All’interno di una foresta si è completamente avvolti dagli elementi. Si può solo ascoltare il rumore assordante, che rimbomba nelle orecchie, delle grosse cicale fischiare. Un suono che accompagna tutto il giorno, insieme a quello del vento che soffia in mezzo alle grandi foglie di alberi secolari, il sordo soffio delle ali del bucero (hornbill) che ogni tanto passa sopra le proprie teste. Durante questo cammino, lento, all’interno della foresta primaria, ritorna in mente un saggio indiano Cree.
“Quando l’ultimo albero sarà stato abbattuto
l’ultimo fiume avvelenato, l’ultimo pesce pescato
vi accorgerete che non si può mangiare il denaro.”
In merito, si spera mai, “ultimo albero”, si è concluso pochi giorni fa il Tropical Landscapes Summit a Giacarta, in Indonesia. Secondo una stima del Wwf nei prossimi 20 anni potranno andare persi 170 milioni di ettari di foreste, per renderci conto stiamo parlando di un area grande come Germania, Spagna, Francia e Portogallo messi insieme. Se la situazione non cambierà entro il 2050 la perdita sarà di 230 milioni di ettari. Entro il 2020, se la deforestazione non sarà ridotta a “0″ si potra incorrere a cambiamenti climatici imprevedibili che causeranno ingenti perdite economiche in tutto il mondo.

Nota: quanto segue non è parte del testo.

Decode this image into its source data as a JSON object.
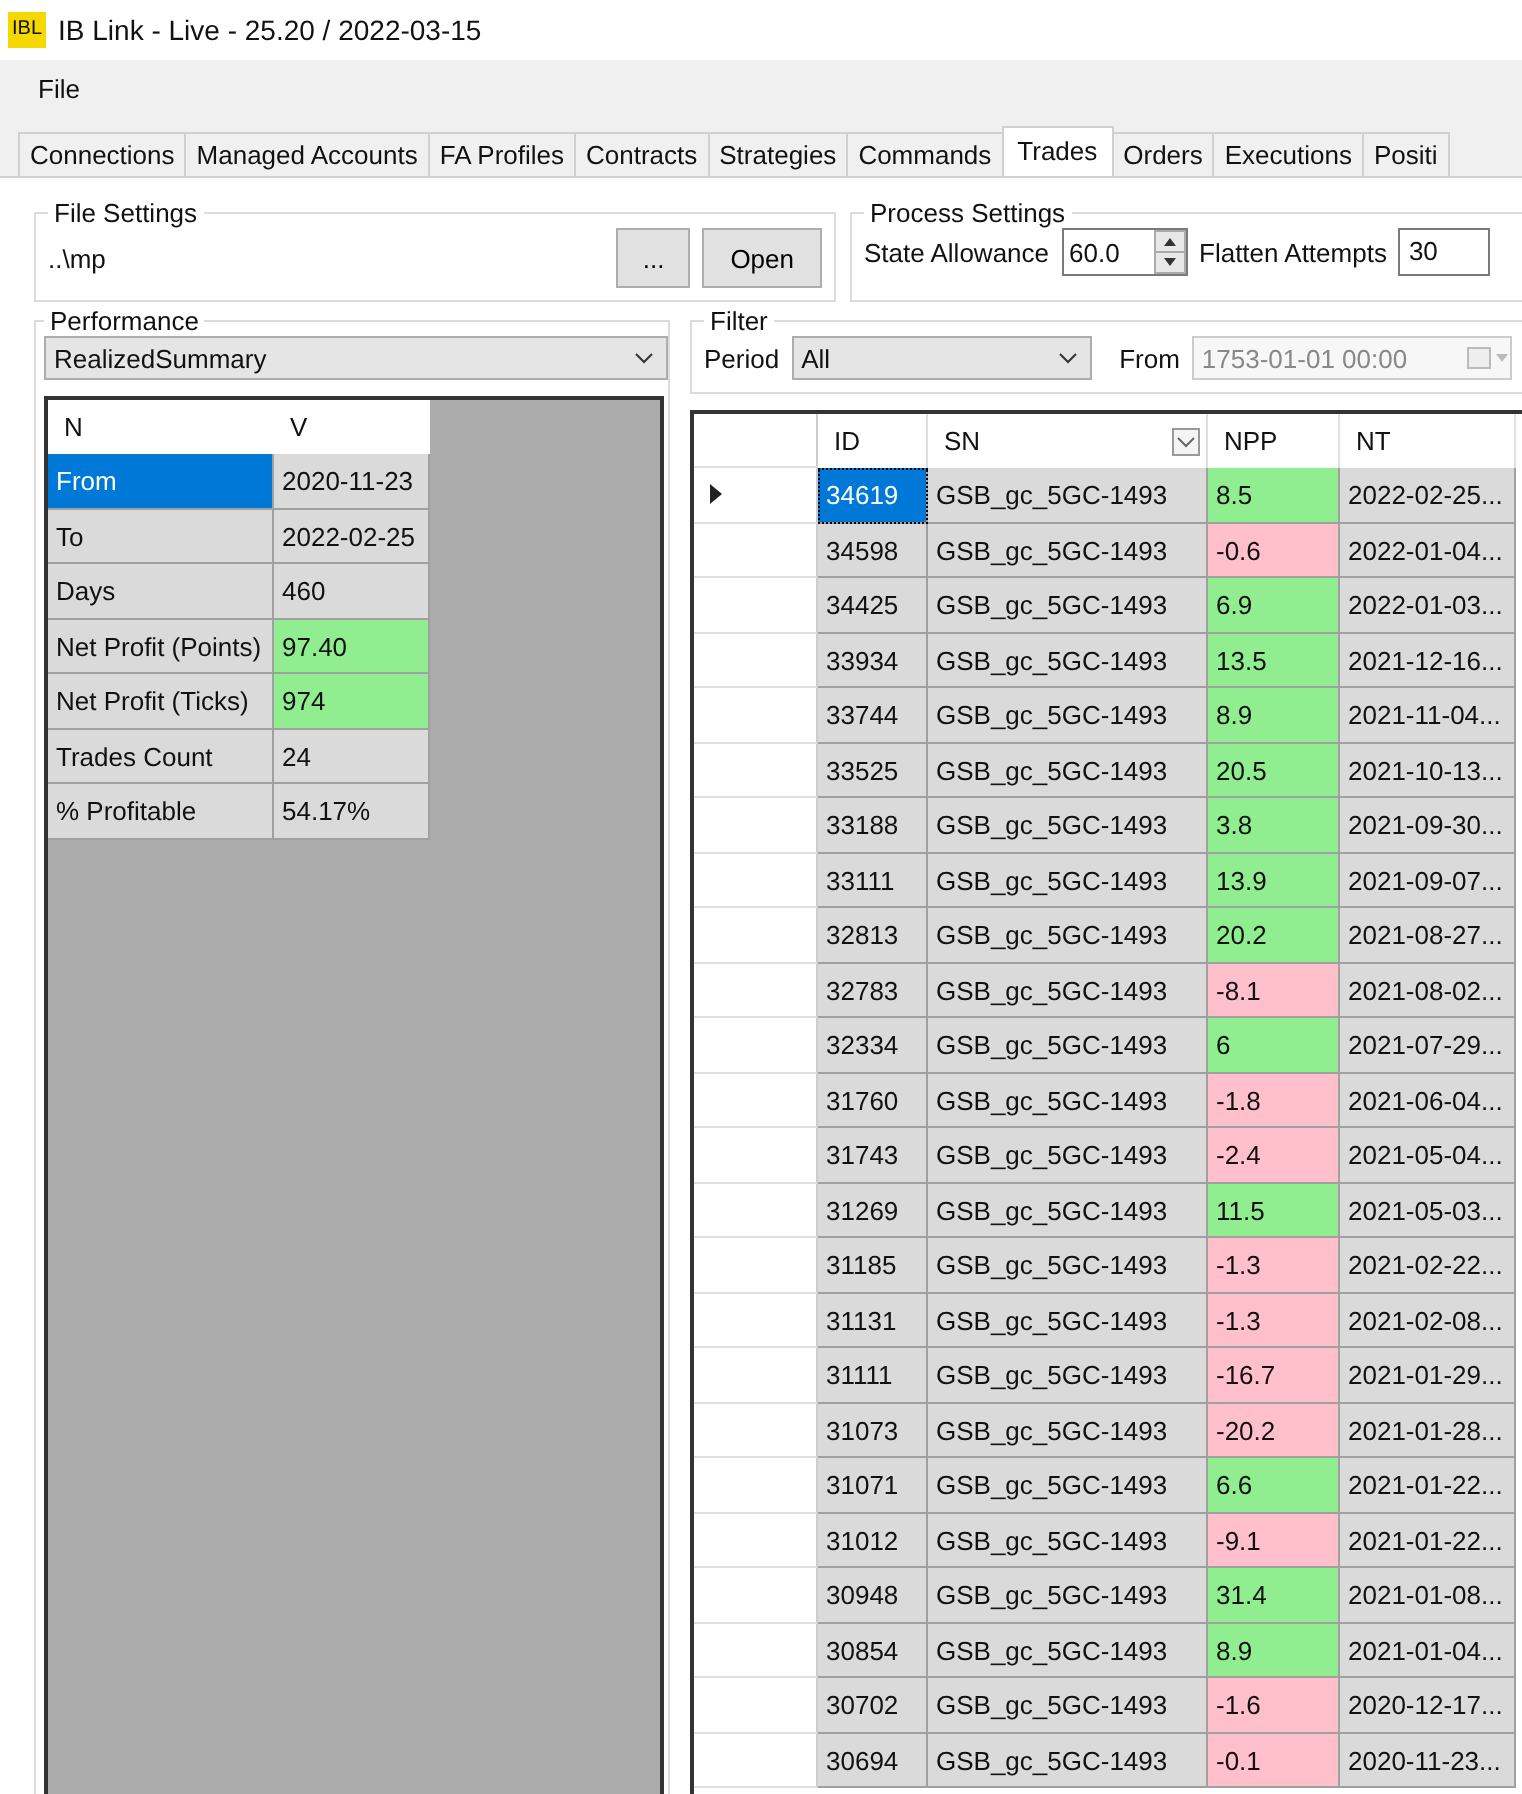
{
  "window": {
    "logo": "IBL",
    "title": "IB Link - Live - 25.20 / 2022-03-15"
  },
  "menu": [
    "File"
  ],
  "tabs": [
    {
      "label": "Connections",
      "selected": false
    },
    {
      "label": "Managed Accounts",
      "selected": false
    },
    {
      "label": "FA Profiles",
      "selected": false
    },
    {
      "label": "Contracts",
      "selected": false
    },
    {
      "label": "Strategies",
      "selected": false
    },
    {
      "label": "Commands",
      "selected": false
    },
    {
      "label": "Trades",
      "selected": true
    },
    {
      "label": "Orders",
      "selected": false
    },
    {
      "label": "Executions",
      "selected": false
    },
    {
      "label": "Positi",
      "selected": false
    }
  ],
  "file_settings": {
    "title": "File Settings",
    "path": "..\\mp",
    "browse_button": "...",
    "open_button": "Open"
  },
  "process_settings": {
    "title": "Process Settings",
    "state_allowance_label": "State Allowance",
    "state_allowance": "60.0",
    "flatten_attempts_label": "Flatten Attempts",
    "flatten_attempts": "30"
  },
  "performance": {
    "title": "Performance",
    "report": "RealizedSummary",
    "columns": [
      "N",
      "V"
    ],
    "rows": [
      {
        "name": "From",
        "value": "2020-11-23",
        "selected": true,
        "highlight": false
      },
      {
        "name": "To",
        "value": "2022-02-25",
        "selected": false,
        "highlight": false
      },
      {
        "name": "Days",
        "value": "460",
        "selected": false,
        "highlight": false
      },
      {
        "name": "Net Profit (Points)",
        "value": "97.40",
        "selected": false,
        "highlight": true
      },
      {
        "name": "Net Profit (Ticks)",
        "value": "974",
        "selected": false,
        "highlight": true
      },
      {
        "name": "Trades Count",
        "value": "24",
        "selected": false,
        "highlight": false
      },
      {
        "name": "% Profitable",
        "value": "54.17%",
        "selected": false,
        "highlight": false
      }
    ]
  },
  "filter": {
    "title": "Filter",
    "period_label": "Period",
    "period": "All",
    "from_label": "From",
    "from": "1753-01-01 00:00"
  },
  "trades": {
    "columns": [
      "ID",
      "SN",
      "NPP",
      "NT"
    ],
    "rows": [
      {
        "id": "34619",
        "sn": "GSB_gc_5GC-1493",
        "npp": "8.5",
        "nt": "2022-02-25...",
        "kind": "profit",
        "selected": true
      },
      {
        "id": "34598",
        "sn": "GSB_gc_5GC-1493",
        "npp": "-0.6",
        "nt": "2022-01-04...",
        "kind": "loss",
        "selected": false
      },
      {
        "id": "34425",
        "sn": "GSB_gc_5GC-1493",
        "npp": "6.9",
        "nt": "2022-01-03...",
        "kind": "profit",
        "selected": false
      },
      {
        "id": "33934",
        "sn": "GSB_gc_5GC-1493",
        "npp": "13.5",
        "nt": "2021-12-16...",
        "kind": "profit",
        "selected": false
      },
      {
        "id": "33744",
        "sn": "GSB_gc_5GC-1493",
        "npp": "8.9",
        "nt": "2021-11-04...",
        "kind": "profit",
        "selected": false
      },
      {
        "id": "33525",
        "sn": "GSB_gc_5GC-1493",
        "npp": "20.5",
        "nt": "2021-10-13...",
        "kind": "profit",
        "selected": false
      },
      {
        "id": "33188",
        "sn": "GSB_gc_5GC-1493",
        "npp": "3.8",
        "nt": "2021-09-30...",
        "kind": "profit",
        "selected": false
      },
      {
        "id": "33111",
        "sn": "GSB_gc_5GC-1493",
        "npp": "13.9",
        "nt": "2021-09-07...",
        "kind": "profit",
        "selected": false
      },
      {
        "id": "32813",
        "sn": "GSB_gc_5GC-1493",
        "npp": "20.2",
        "nt": "2021-08-27...",
        "kind": "profit",
        "selected": false
      },
      {
        "id": "32783",
        "sn": "GSB_gc_5GC-1493",
        "npp": "-8.1",
        "nt": "2021-08-02...",
        "kind": "loss",
        "selected": false
      },
      {
        "id": "32334",
        "sn": "GSB_gc_5GC-1493",
        "npp": "6",
        "nt": "2021-07-29...",
        "kind": "profit",
        "selected": false
      },
      {
        "id": "31760",
        "sn": "GSB_gc_5GC-1493",
        "npp": "-1.8",
        "nt": "2021-06-04...",
        "kind": "loss",
        "selected": false
      },
      {
        "id": "31743",
        "sn": "GSB_gc_5GC-1493",
        "npp": "-2.4",
        "nt": "2021-05-04...",
        "kind": "loss",
        "selected": false
      },
      {
        "id": "31269",
        "sn": "GSB_gc_5GC-1493",
        "npp": "11.5",
        "nt": "2021-05-03...",
        "kind": "profit",
        "selected": false
      },
      {
        "id": "31185",
        "sn": "GSB_gc_5GC-1493",
        "npp": "-1.3",
        "nt": "2021-02-22...",
        "kind": "loss",
        "selected": false
      },
      {
        "id": "31131",
        "sn": "GSB_gc_5GC-1493",
        "npp": "-1.3",
        "nt": "2021-02-08...",
        "kind": "loss",
        "selected": false
      },
      {
        "id": "31111",
        "sn": "GSB_gc_5GC-1493",
        "npp": "-16.7",
        "nt": "2021-01-29...",
        "kind": "loss",
        "selected": false
      },
      {
        "id": "31073",
        "sn": "GSB_gc_5GC-1493",
        "npp": "-20.2",
        "nt": "2021-01-28...",
        "kind": "loss",
        "selected": false
      },
      {
        "id": "31071",
        "sn": "GSB_gc_5GC-1493",
        "npp": "6.6",
        "nt": "2021-01-22...",
        "kind": "profit",
        "selected": false
      },
      {
        "id": "31012",
        "sn": "GSB_gc_5GC-1493",
        "npp": "-9.1",
        "nt": "2021-01-22...",
        "kind": "loss",
        "selected": false
      },
      {
        "id": "30948",
        "sn": "GSB_gc_5GC-1493",
        "npp": "31.4",
        "nt": "2021-01-08...",
        "kind": "profit",
        "selected": false
      },
      {
        "id": "30854",
        "sn": "GSB_gc_5GC-1493",
        "npp": "8.9",
        "nt": "2021-01-04...",
        "kind": "profit",
        "selected": false
      },
      {
        "id": "30702",
        "sn": "GSB_gc_5GC-1493",
        "npp": "-1.6",
        "nt": "2020-12-17...",
        "kind": "loss",
        "selected": false
      },
      {
        "id": "30694",
        "sn": "GSB_gc_5GC-1493",
        "npp": "-0.1",
        "nt": "2020-11-23...",
        "kind": "loss",
        "selected": false
      }
    ]
  }
}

Il “Living Forest Report: Saving Forest at Risk” segnala che 11 foreste al mondo di cui 10 ai tropici sono a rischio. Tra queste rientra anche la rain forest del Borneo, una delle foreste con la più ricca biodiversità del pianeta, habitat di molte specie uniche come l’orango e ambiente di vitale importanza anche per le comunità indigene come i Dayak.
La perdita di foresta a causa della deforestazione in Kalimantan non è stata documentata in maniera esaustiva, i primi numeri sullo stato della foresta indonesiana del Borneo sono stati pubblicati dal Center of International Forestry Research. Risulta che negli ultimi 40 anni il Borneo ha perso il 30% delle sue foreste.
Si può toccare con mano quanto rilevato dal report, per raggiungere la foresta primaria dell’East Kalimantan, occorrono ore di battello o fuoristrada, quasi sempre attraversando centinaia di chilometri di aree disboscate sfruttate da agricoltura intensiva, specie Palma da olio, miniere e strade. Aree che fino a 40 anni fa erano territorio inesplorato, una ambiente ancora intatto e casa per le tribù locali.